Alleen Indonesië beschikt momenteel over een Flegt-vergunningensysteem met de EU, dat op 15 november 2016 van start ging.
Volgens de in 2016 gepubliceerde evaluatie van het Flegt-actieplan 20 hebben VPA's over het algemeen goede resultaten opgeleverd in termen van het verbeteren van de governance en het herzien van wetgeving, met name door de invoering van effectieve participatieprocessen met meerdere belanghebbenden, capaciteitsopbouw, meer transparantie, bewustmaking en beleidsdialoog. Voorts zijn in het kader van de VPA's systemen ter waarborging van de wettigheid van hout ontwikkeld teneinde na te gaan of houtproducten aan de nationale wetgeving van het VPA-partnerland voldoen. Hoewel deze inspanningen nog niet hebben geleid tot een stroom van hout met een Flegt-vergunning, met uitzondering van Indonesië, hebben de stappen die reeds in de partnerlanden zijn gezet de naleving van de EU-houtverordening-vereisten tot op zekere hoogte vergemakkelijkt.
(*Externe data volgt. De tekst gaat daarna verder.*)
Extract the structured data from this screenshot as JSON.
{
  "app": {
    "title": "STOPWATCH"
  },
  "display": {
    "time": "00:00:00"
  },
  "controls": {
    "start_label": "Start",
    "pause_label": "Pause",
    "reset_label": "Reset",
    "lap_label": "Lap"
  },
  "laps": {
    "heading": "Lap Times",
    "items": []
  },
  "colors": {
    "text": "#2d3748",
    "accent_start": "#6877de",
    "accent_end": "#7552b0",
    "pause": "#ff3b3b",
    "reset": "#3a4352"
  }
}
Wat de antwoorden van landen betreft, hebben slechts 4 van de 22 landen die verslag hebben uitgebracht over hoe VPA's ertoe bijdragen de aanwezigheid van illegaal gekapt hout en producten daarvan op de EU-markt maximaal te beperken, opgemerkt dat het Flegt-vergunningensysteem in Indonesië de naleving van de EU-houtverordening reeds vergemakkelijkt en tot minder controles kan leiden. Anderen verwachten echter dat dit in de toekomst het geval zal zijn. Ten tijde van de verslaggeving merkten zes landen op dat er nog steeds geen betrouwbare bevindingen waren over de vraag of en hoe VPA's bijdroegen tot de uitvoering en handhaving van de EU-houtverordening. De uit Flegt-processen voortvloeiende kennis en deskundigheid werden door twee landen nuttig geacht voor EU-houtverordening-inspecties. Eén land merkte op dat de beschikbare informatie over VPA's te algemeen was in de context van EU-houtverordening-controles en dat meer informatie over inbreukzaken moest worden verstrekt. 14 landen meldden een beperkt of geen effect, waarvan 9 verklaarden dat hun handel met VPA-landen minimaal of onbestaande was.
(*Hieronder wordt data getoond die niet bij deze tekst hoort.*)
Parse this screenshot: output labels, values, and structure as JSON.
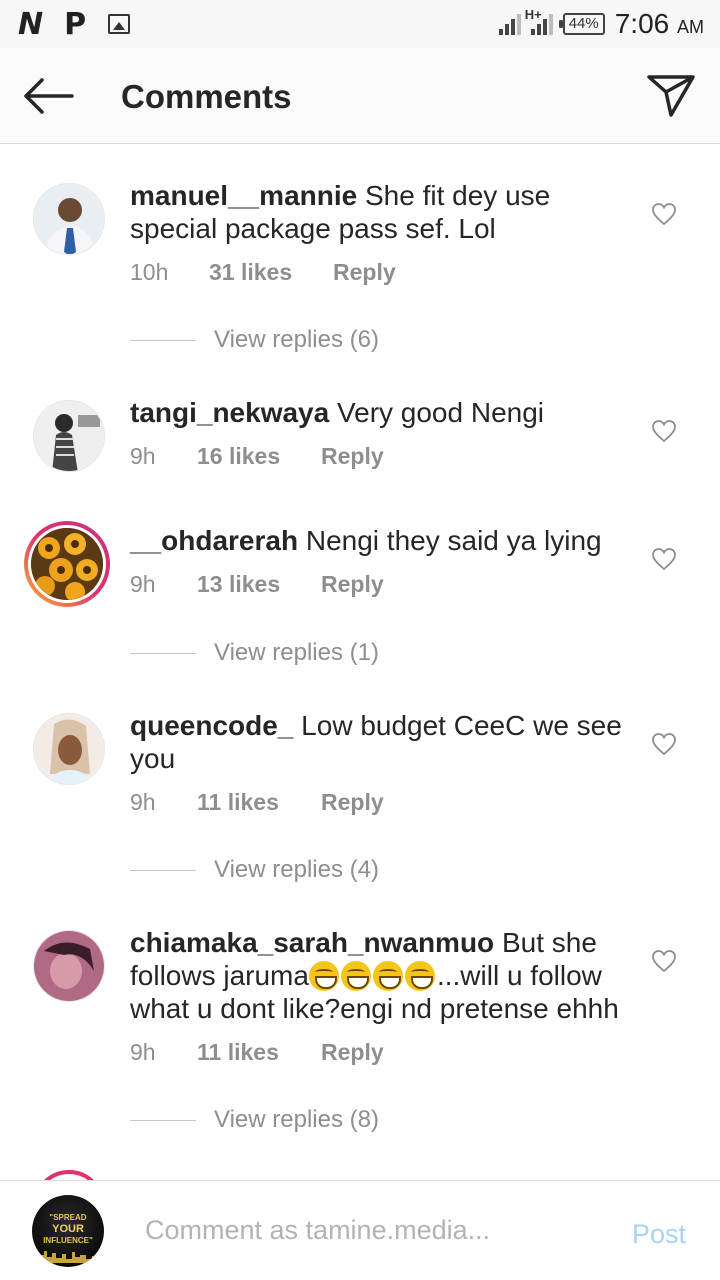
{
  "status_bar": {
    "left_icons": [
      "N",
      "P",
      "image-icon"
    ],
    "network": "H+",
    "battery": "44%",
    "time": "7:06",
    "ampm": "AM"
  },
  "header": {
    "title": "Comments"
  },
  "comments": [
    {
      "username": "manuel__mannie",
      "text": "She fit dey use special package pass sef. Lol",
      "time": "10h",
      "likes": "31 likes",
      "reply": "Reply",
      "view_replies": "View replies (6)"
    },
    {
      "username": "tangi_nekwaya",
      "text": "Very good Nengi",
      "time": "9h",
      "likes": "16 likes",
      "reply": "Reply"
    },
    {
      "username": "__ohdarerah",
      "text": "Nengi they said ya lying",
      "time": "9h",
      "likes": "13 likes",
      "reply": "Reply",
      "view_replies": "View replies (1)"
    },
    {
      "username": "queencode_",
      "text": "Low budget CeeC we see you",
      "time": "9h",
      "likes": "11 likes",
      "reply": "Reply",
      "view_replies": "View replies (4)"
    },
    {
      "username": "chiamaka_sarah_nwanmuo",
      "text_before_emoji": "But she follows jaruma",
      "emoji_count": 4,
      "text_after_emoji": "...will u follow what u dont like?engi nd pretense ehhh",
      "time": "9h",
      "likes": "11 likes",
      "reply": "Reply",
      "view_replies": "View replies (8)"
    }
  ],
  "comment_bar": {
    "avatar_text": [
      "\"SPREAD",
      "YOUR",
      "INFLUENCE\""
    ],
    "placeholder": "Comment as tamine.media...",
    "post_label": "Post"
  },
  "colors": {
    "accent_post_disabled": "#a9d2f7",
    "meta_gray": "#8e8e8e",
    "story_ring": "#e1306c"
  }
}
Wat de bijdrage aan de uitvoering en handhaving van de EU-houtverordening betreft, liepen de beoordelingen door de landen van de potentiële relevantie van de verschillende VPA-processen (processen van zowel gesloten VPA's als VPA's waarover nog wordt onderhandeld) sterk uiteen, afhankelijk van het niveau van handelsblootstelling. Kameroen, de Democratische Republiek Congo, Indonesië, Maleisië, Congo en Vietnam zijn de VPA-processen die het meest als zeer of middelmatig relevant worden beschouwd, gevolgd door de Centraal-Afrikaanse Republiek, Ivoorkust, Gabon en Thailand. De potentiële relevantie van andere VPA's werd meestal als gering beschouwd. Er zijn enkele uitzonderingen – bijvoorbeeld één VPA met een hoge potentiële relevantie voor slechts één of twee landen.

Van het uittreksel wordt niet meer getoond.